Many national and regional organic trade organizations have busy schedules set for the next few months. Here’s a look at some of their upcoming activities.

  • Northeast Organic Farming Association of Connecticut, Derby, Conn., is planning a grower mixer that is open to the public on Dec. 11 at Two Roads Brewing Co., Stratford, Conn., said Eileen Hochberg, executive director.
  • The 10th Getting Started in Organic Farming Conference is set for Jan. 24 at Connecticut College, New London, and the 33rd annual winter conference is scheduled for March 7 at Western Connecticut State University, Danberry.
  • The website “Healthy Farms, Healthy Food Healthy People” — ctnofa.org/HealthyFarms.html — provides a wealth of information for anyone looking for organic or locally grown food in Connecticut, Hochberg said. “It compiles a lot of good information in one place.”
  • Northeast Organic Farming Association/Massachusetts, Barre, Mass., is planning a Dec. 4 seminar addressing dietary interventions to address autism and neuro-degenerative disease at Bristol Community College, Fall River, Mass. Treatments discussed will focus on nutritional approaches to provide excellent quality nutrition using organic and whole foods, said Julie Rawson, executive director. And on Jan. 10, the association will hold its winter conference at Worcester State University, Worcester, Mass. More than 60 workshops and exhibits are planned as well as a children’s conference that will provide “a lively, interactive way for kids to get educated.” Finally, a soil and nutrition conference is set for Feb. 11-12 in Northhampton. For information, visit nofamass.org.
  • Organic Trade Association, Brattleboro, Vt., regularly sends staff members to participate in events throughout the country, said Barbara Haumann, senior writer and editor. For instance, Gwendolyn Wyard, OTA’s regulatory director of organic standards and food safety, will speak on “Organic Non-GMO and So Much More” at the Natural Products Show SOHO Expo on Dec. 4-7 in Orlando, Fla. Another event for the organic industry will be the Organicology — How to Market Organic workshop, in early February in Portland, Ore., she said.

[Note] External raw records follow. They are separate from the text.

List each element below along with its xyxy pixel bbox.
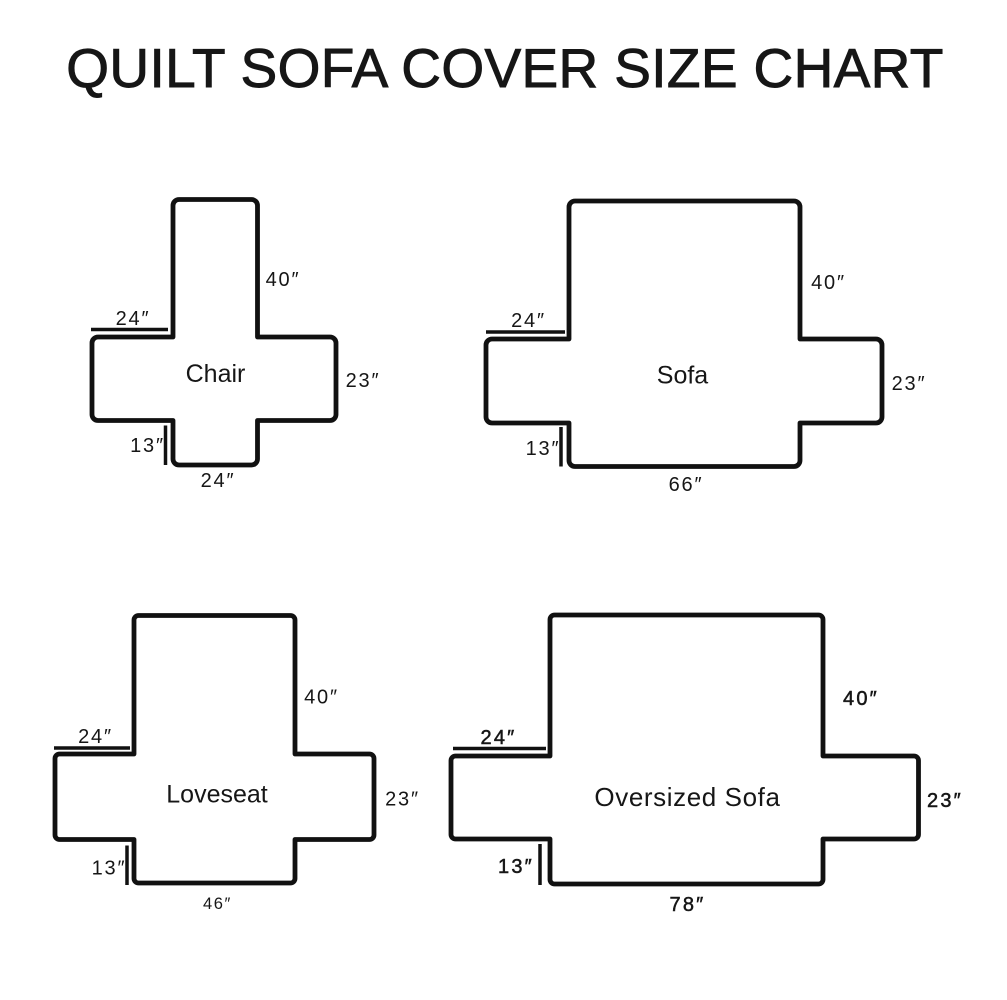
svg-text:24″: 24″ (78, 726, 113, 748)
svg-text:QUILT SOFA COVER SIZE CHART: QUILT SOFA COVER SIZE CHART (66, 37, 943, 99)
svg-text:13″: 13″ (130, 435, 165, 457)
svg-text:13″: 13″ (526, 438, 561, 460)
svg-text:Sofa: Sofa (657, 362, 709, 390)
svg-text:40″: 40″ (843, 688, 879, 710)
svg-text:40″: 40″ (304, 687, 339, 709)
svg-text:23″: 23″ (385, 789, 420, 811)
svg-text:23″: 23″ (927, 790, 963, 812)
svg-text:46″: 46″ (203, 895, 232, 913)
svg-text:24″: 24″ (511, 310, 546, 332)
svg-text:13″: 13″ (92, 858, 127, 880)
svg-text:23″: 23″ (346, 370, 381, 392)
svg-text:Oversized Sofa: Oversized Sofa (594, 782, 780, 812)
svg-text:Chair: Chair (186, 360, 246, 388)
svg-text:23″: 23″ (892, 373, 927, 395)
svg-text:24″: 24″ (481, 727, 517, 749)
svg-text:40″: 40″ (811, 272, 846, 294)
svg-text:24″: 24″ (116, 308, 151, 330)
svg-text:Loveseat: Loveseat (166, 781, 268, 809)
svg-text:66″: 66″ (669, 474, 704, 496)
svg-text:24″: 24″ (201, 470, 236, 492)
svg-text:40″: 40″ (266, 269, 301, 291)
svg-text:13″: 13″ (498, 856, 534, 878)
svg-text:78″: 78″ (670, 894, 706, 916)
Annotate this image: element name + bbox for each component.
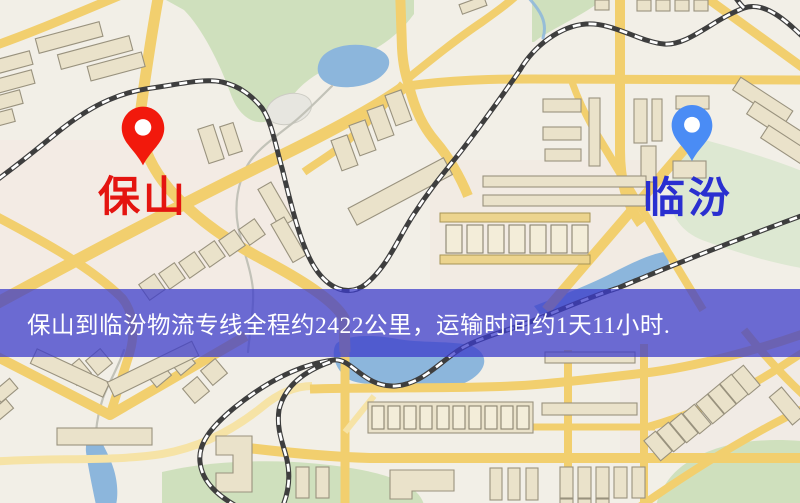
destination-pin-icon[interactable]: [670, 102, 714, 164]
origin-pin-icon[interactable]: [120, 104, 166, 168]
map-canvas: [0, 0, 800, 503]
route-info-banner: 保山到临汾物流专线全程约2422公里，运输时间约1天11小时.: [0, 289, 800, 357]
destination-label: 临汾: [608, 177, 768, 221]
origin-label: 保山: [63, 176, 223, 220]
route-info-text: 保山到临汾物流专线全程约2422公里，运输时间约1天11小时.: [0, 306, 670, 340]
map-view: 保山 临汾 保山到临汾物流专线全程约2422公里，运输时间约1天11小时.: [0, 0, 800, 503]
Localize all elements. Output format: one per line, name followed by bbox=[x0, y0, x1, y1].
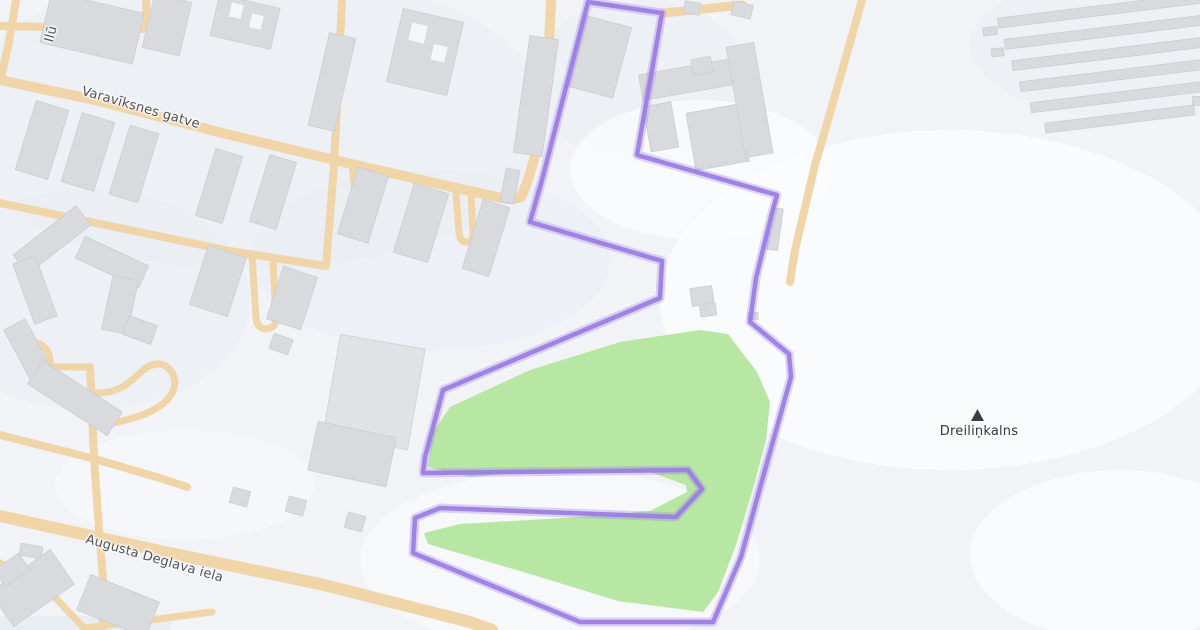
building bbox=[683, 1, 701, 16]
building bbox=[731, 1, 753, 19]
map-graphics bbox=[0, 0, 1200, 630]
building bbox=[344, 512, 366, 532]
building bbox=[699, 303, 717, 317]
map-canvas[interactable]: Varavīksnes gatve Augusta Deglava iela I… bbox=[0, 0, 1200, 630]
building bbox=[19, 543, 43, 559]
building bbox=[1193, 97, 1200, 106]
building bbox=[269, 333, 293, 355]
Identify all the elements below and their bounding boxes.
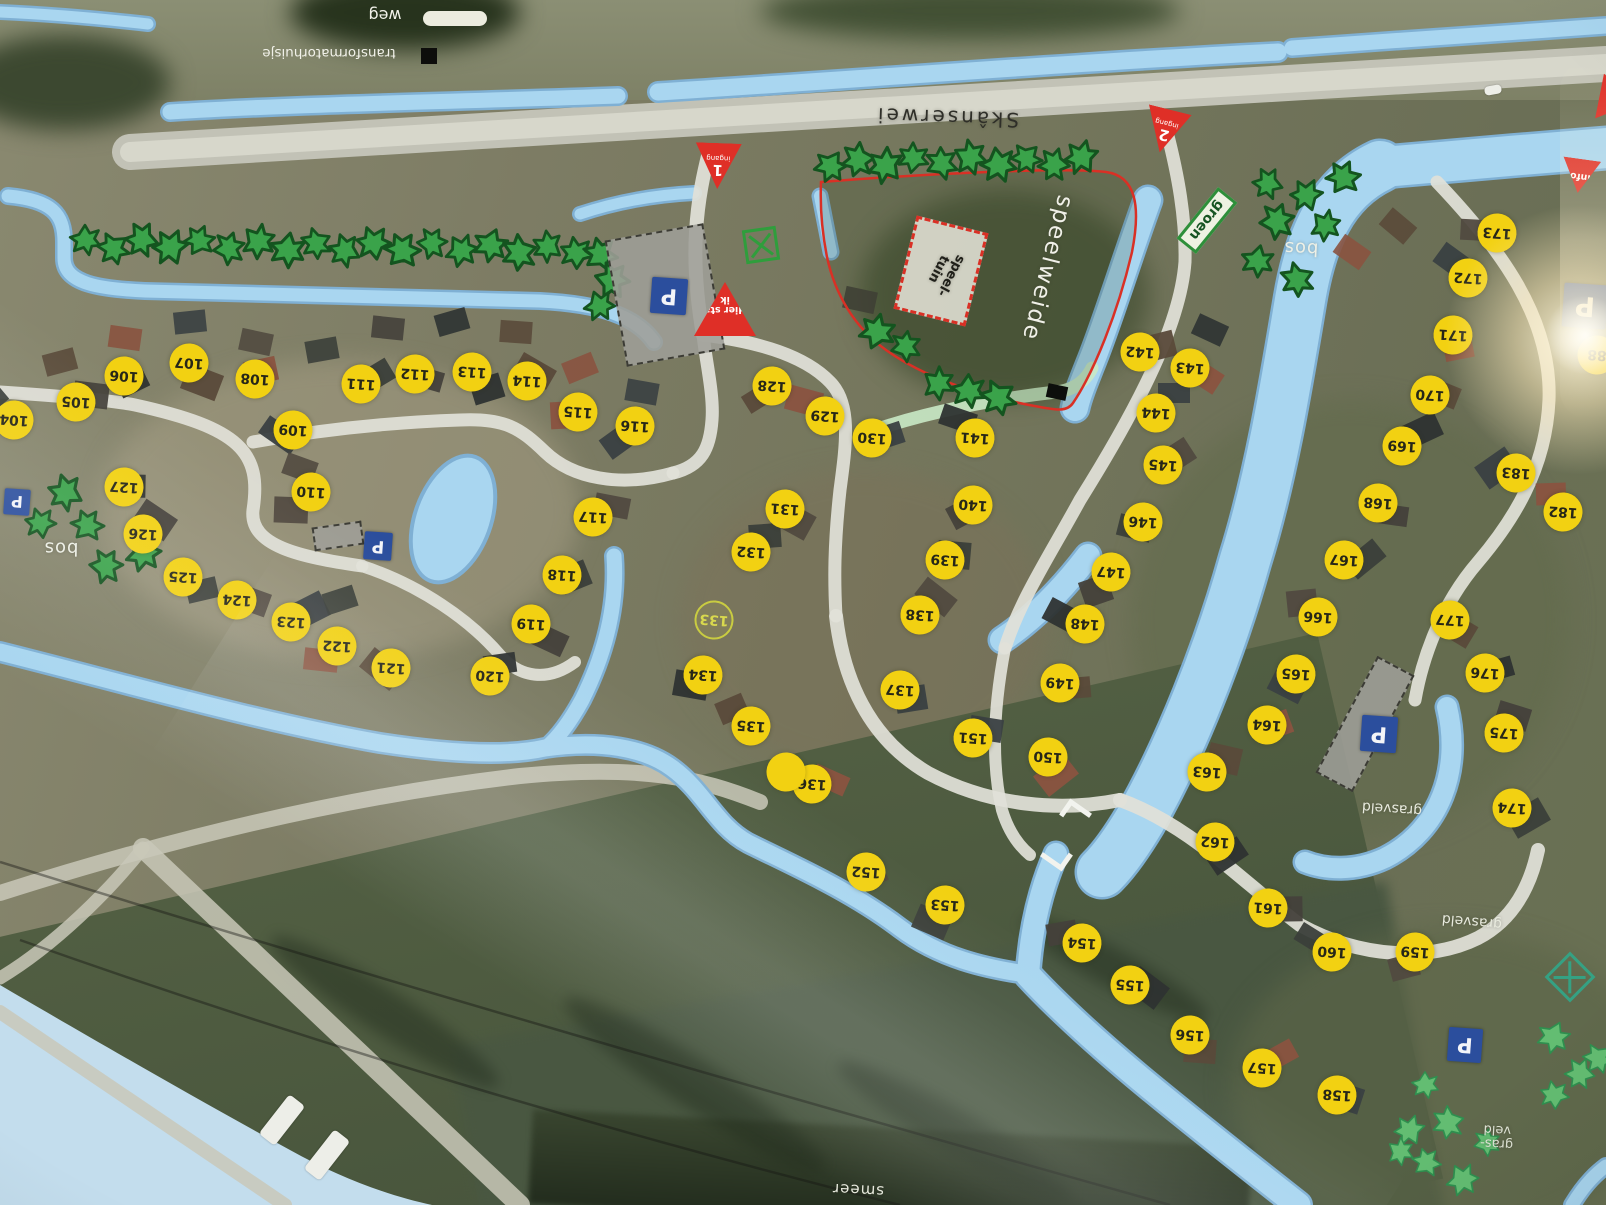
tree-icon [1407, 1143, 1447, 1183]
tree-icon [379, 227, 428, 276]
tree-icon [1412, 1072, 1438, 1098]
area-label-lake-partial: smeer [832, 1181, 885, 1200]
tree-icon [149, 225, 193, 269]
tree-icon [87, 548, 124, 585]
parking-sign: P [1447, 1027, 1483, 1063]
house-roof [173, 309, 207, 334]
tree-icon [180, 221, 221, 262]
house-roof [42, 347, 79, 377]
parking-sign: P [3, 488, 31, 516]
tree-icon [1532, 1016, 1574, 1058]
open-water [0, 985, 432, 1205]
house-roof [624, 378, 659, 405]
house-roof [321, 585, 358, 616]
tree-icon [43, 469, 90, 516]
tree-icon [1249, 164, 1286, 201]
house-roof [371, 315, 405, 340]
parking-sign: P [1562, 283, 1606, 330]
tree-icon [1441, 1159, 1484, 1202]
area-label-bos-right: bos [1283, 237, 1319, 258]
canal-outline [8, 196, 654, 342]
house-roof [499, 320, 532, 344]
house-roof [304, 336, 339, 363]
house-roof [1379, 207, 1418, 244]
tree-icon [1259, 204, 1295, 240]
park-road [995, 648, 1030, 855]
parking-sign: P [1360, 715, 1398, 753]
park-map-photo: Skânserwei weg transformatorhuisje groen… [0, 0, 1606, 1205]
area-label-bos-left: bos [43, 538, 78, 558]
house-roof [561, 352, 599, 384]
tree-icon [1429, 1103, 1467, 1141]
tree-icon [355, 224, 393, 262]
area-label-grasveld-mid: grasveld [1361, 798, 1422, 817]
tree-icon [896, 140, 931, 175]
crossing-marker [742, 226, 780, 264]
canal [1028, 975, 1298, 1205]
parking-sign: P [363, 531, 393, 561]
legend-transformator-label: transformatorhuisje [230, 45, 428, 61]
tree-icon [498, 231, 540, 273]
legend-transformator-swatch [421, 48, 437, 64]
legend-weg-label: weg [356, 6, 414, 25]
canal [580, 193, 694, 214]
legend-weg-swatch [423, 11, 487, 26]
tree-icon [1541, 1081, 1570, 1110]
canal [0, 652, 1026, 974]
tree-icon [416, 228, 449, 261]
canal [8, 196, 654, 342]
park-road [836, 616, 1120, 806]
tree-icon [1238, 242, 1275, 279]
parking-sign: P [650, 277, 688, 315]
house-roof [108, 325, 143, 351]
pond [395, 444, 512, 594]
speelweide-outline [821, 170, 1136, 409]
area-label-grasveld-bottom: gras- veld [1480, 1121, 1514, 1151]
house-roof [434, 307, 471, 337]
house-roof [238, 328, 274, 356]
house-roof [1191, 313, 1229, 346]
tree-icon [212, 232, 246, 266]
tree-icon [70, 225, 100, 255]
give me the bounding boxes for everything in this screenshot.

  • Pennsylvania State University extension presents the fifth-annual, two-day Organic Vegetable Production Intensive Dec. 11 and 12 in Easton, Pa. The advanced grower track will focus on farm success and take an in-depth look at profitable farms with different marketing models. Expert farmer presentations and discussions will focus on factors contributing to farm profitability, including labor management, marketing, production efficiencies, infrastructure and equipment. The production track will focus this year on ecological disease management. Experts will provide the latest research on systems based management for bacterial diseases of onions and tomatoes, soil borne diseases, late blight and downy mildew. For information contact Tianna DuPont at tdupont@psu.edu.
  • Pennsylvania Certified Organic, Spring Mills, Pa., is a supporter of Growing Pennsylvania’s Organic Farms winter conference for organic producers, said Lee Rinehart, director of education and outreach. Speakers will be on hand for the special educational farm conference focused on advanced organic vegetable, crop and livestock production Dec. 9-10 at the Sheraton Inn, Harrisburg, Pa., he said. The conference includes in-depth presentations and forums on organic farming issues with university speakers, certified organic farmers and farm industry representatives dedicated to organic production, Rinehart said. Session topics include fruits, vegetables, soil health, pest control, transitioning to organic production and becoming certified through the U.S. Department of Agriculture’s National Organic Program. For information, call Darlene Livingston at 717-705-2121.